Remember when everyone thought department stores were going down the tubes? Those fuddy-duddy retailers were sure to be crushed by spiffy new e-tailers, a sputtering economy and a customer shift away from huge malls.
It hasn't happened. In fact, department stores spent their years in the retail doghouse figuring out how to rapidly change for a modern economy. Now, some chains are mounting a comeback, with sales and revenue ticking up.
In a surprising turn of events, it's big-box giants like Target (TGT) and Walmart (WMT) that are stumbling. Target has been distracted by a massive data breach and changes at the CEO level, and Walmart can't seem to revive its slumping U.S. sales.
This ongoing revival for department stores could be on show this week when three big chains report their quarterly earnings. Macy's (M) said Wednesday that sales in the second quarter rose 3.3 percent to $6.3 billion, up from $6.1 billion a year ago. Analysts were expecting a 4 percent jump in revenue from a year earlier. The company's operating income to $571 million, up 6.9 percent from $534 million in the year-ago period.
Nordstrom (JWN) reports Thursday, and revenue is expected to rise 6 percent from a year earlier.
Even J.C. Penney (JCP), which has spent the last several years feverishly restructuring in an effort to boost results, is finally seeing a payoff. In the first quarter it surprised investors with a 6.2 percent increase in same-store sales. It also reports its latest results Thursday, with analysts expecting a 5.9 percent increase in same-store sales.
Investors are perhaps the most bullish on Macy's, whose shares are up 13 percent this year. J.C. Penney shares have been more volatile, given the company's tumultuous past year, but have climbed more than 70 percent from lows in early March. And Nordstrom shares have risen more than 12 percent this year.

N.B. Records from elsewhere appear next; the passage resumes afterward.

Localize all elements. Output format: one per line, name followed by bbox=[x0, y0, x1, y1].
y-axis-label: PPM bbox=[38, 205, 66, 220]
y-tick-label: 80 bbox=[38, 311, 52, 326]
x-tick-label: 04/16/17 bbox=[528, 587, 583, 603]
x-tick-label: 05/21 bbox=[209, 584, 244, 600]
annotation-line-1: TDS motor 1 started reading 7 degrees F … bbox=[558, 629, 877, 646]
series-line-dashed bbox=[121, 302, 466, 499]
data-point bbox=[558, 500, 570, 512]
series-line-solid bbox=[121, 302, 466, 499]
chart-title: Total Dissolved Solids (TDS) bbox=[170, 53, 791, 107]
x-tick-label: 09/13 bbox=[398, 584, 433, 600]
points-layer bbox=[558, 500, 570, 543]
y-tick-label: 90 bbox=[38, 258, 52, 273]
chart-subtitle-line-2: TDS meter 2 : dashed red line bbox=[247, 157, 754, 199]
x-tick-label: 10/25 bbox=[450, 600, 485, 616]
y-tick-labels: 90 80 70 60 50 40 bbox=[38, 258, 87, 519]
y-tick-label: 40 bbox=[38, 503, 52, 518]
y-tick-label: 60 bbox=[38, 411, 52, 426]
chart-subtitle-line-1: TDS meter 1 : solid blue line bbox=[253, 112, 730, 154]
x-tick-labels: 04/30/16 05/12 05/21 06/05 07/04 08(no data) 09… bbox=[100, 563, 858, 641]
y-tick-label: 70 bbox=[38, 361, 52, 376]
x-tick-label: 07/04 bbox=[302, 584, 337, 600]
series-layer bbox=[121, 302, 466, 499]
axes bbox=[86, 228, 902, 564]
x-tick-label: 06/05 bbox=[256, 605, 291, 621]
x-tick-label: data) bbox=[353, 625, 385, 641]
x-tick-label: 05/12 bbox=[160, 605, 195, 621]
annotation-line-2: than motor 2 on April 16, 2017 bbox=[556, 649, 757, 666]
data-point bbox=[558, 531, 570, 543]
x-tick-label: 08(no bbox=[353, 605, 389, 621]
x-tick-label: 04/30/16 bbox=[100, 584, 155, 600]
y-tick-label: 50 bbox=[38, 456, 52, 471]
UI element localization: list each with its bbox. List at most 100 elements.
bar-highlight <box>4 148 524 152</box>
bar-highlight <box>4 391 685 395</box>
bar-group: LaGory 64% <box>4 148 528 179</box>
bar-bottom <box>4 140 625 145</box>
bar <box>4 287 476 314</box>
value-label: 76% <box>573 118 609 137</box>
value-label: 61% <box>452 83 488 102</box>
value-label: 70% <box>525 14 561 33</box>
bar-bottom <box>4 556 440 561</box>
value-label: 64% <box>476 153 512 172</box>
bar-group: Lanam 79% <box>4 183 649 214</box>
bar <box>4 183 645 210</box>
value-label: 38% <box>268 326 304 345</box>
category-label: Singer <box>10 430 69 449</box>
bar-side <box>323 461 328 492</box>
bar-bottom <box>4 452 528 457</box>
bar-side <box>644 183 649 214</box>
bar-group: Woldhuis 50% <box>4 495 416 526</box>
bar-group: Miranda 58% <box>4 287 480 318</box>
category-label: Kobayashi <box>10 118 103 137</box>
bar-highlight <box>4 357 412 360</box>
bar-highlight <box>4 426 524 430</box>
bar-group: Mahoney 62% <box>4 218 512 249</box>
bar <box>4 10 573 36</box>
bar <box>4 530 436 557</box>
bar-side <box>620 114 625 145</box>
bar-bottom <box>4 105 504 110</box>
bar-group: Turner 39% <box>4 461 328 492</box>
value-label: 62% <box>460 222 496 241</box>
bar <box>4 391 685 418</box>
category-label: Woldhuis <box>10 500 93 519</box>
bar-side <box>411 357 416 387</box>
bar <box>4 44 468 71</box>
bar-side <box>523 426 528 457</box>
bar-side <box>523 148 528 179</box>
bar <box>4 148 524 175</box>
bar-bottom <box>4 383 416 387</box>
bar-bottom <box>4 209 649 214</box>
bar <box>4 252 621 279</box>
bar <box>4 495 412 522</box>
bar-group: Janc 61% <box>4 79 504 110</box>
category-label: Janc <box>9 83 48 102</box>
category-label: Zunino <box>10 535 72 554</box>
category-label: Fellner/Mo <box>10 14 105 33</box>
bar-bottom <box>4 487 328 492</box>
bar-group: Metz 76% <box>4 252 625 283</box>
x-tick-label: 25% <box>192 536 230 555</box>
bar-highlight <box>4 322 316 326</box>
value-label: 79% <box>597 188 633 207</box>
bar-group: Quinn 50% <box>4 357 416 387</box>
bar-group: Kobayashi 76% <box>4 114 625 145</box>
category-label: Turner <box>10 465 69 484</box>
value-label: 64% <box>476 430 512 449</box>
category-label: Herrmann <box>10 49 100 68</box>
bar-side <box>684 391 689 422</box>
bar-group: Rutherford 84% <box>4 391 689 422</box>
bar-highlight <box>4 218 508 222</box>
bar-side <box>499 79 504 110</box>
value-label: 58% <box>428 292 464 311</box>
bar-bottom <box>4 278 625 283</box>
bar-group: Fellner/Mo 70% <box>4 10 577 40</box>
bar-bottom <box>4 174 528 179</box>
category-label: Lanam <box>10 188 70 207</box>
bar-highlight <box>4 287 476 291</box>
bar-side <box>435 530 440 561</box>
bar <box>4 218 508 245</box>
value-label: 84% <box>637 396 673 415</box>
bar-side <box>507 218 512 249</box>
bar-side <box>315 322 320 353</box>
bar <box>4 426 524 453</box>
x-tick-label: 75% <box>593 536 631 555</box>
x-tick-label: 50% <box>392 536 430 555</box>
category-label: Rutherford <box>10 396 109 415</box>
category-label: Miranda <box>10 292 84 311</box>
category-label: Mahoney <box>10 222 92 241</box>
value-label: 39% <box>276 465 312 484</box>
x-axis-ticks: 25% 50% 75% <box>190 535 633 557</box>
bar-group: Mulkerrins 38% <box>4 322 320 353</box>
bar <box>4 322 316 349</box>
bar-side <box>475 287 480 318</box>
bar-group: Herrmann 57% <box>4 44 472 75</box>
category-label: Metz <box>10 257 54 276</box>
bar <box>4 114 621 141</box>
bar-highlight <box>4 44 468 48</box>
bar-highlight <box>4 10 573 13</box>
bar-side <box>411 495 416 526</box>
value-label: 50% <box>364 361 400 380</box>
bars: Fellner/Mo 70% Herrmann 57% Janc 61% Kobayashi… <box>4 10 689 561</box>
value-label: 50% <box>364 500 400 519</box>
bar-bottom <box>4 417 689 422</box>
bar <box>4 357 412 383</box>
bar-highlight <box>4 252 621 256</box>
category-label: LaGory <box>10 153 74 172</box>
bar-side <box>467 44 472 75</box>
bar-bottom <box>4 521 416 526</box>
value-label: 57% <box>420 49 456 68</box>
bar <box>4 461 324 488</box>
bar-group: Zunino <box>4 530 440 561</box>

What why are these stores thriving? Here are five reasons:
Grabbing the online bull by the horns: Macy's equipped 500 stores with the ability to fulfill online orders, and as a result has seen significant e-commerce growth. The company is also rolling out its "buy online, pick up in store" service.
Nordstrom is making a big online investment with its acquisition of Trunk Club, a subscription service with 250 personal stylists that work directly with shoppers. There is no fee for Trunk Club. Customers sign up online, and a stylist selects clothes for them and ships the garments in the mail.
Cutting costs: All three department stores are cutting back on expenses, and that includes closing underperforming locations. Nordstrom is closing two locations in January, and Macy's recently announced two store closings as well. J.C. Penney said in January it will close 33 stores and eliminate about 2,000 jobs.
Giving customers what they want: J.C. Penney is going back to the private brands, such as St. John's Bay, that were spurned under the management of former CEO Ron Johnson. Private labels are generally more profitable than national brands, which will help the company's bottom line. Although the jury is still out on the turnaround, customers seem pleased -- April was the first month in 30 that the company saw growth in store traffic.
Riding the economic rebound: The retail sector could be on the cusp of a turnaround, and economists expect better trends in the second half of the year as the consumer outlook brightens, economists say. Consumers seem more confident, too. The University of Michigan's consumer survey is expected to climb from 81.8 points in July to 82.5 points in August.
Working with partners: Coach (COH) is closing 20 percent of its stores this year, and will turn to Macy's and Nordstrom to help make up for the lost sales, Fortune reports. It's even placing its own staff members in Macy's huge flagship store in Manhattan. Other retailers, such as Finish Line (FINL) and Sephora, run small boutique shops inside Macy's and J.C. Penney. While private-label brands are certainly profitable, department stores know that retail partnerships with Ralph Lauren (RL) and others are the key to a diverse customer base.
Department stores still have a long way to go before they hit the peak sales seen in 2000, Fortune reports. Overall sales for the sector topped $232 billion back then, and fell to just under $180 billion in 2012. Big names such as Mervyn's are now gone, which is one reason sales have dropped so much.
It's unclear if department stores can ever hit that peak again, but they're going to try rather than lose more business to Amazon.com (AMZN), Gilt Groupe and other online retailers. The shopping malls they anchor are largely still in a rut, but department stores are starting to shine.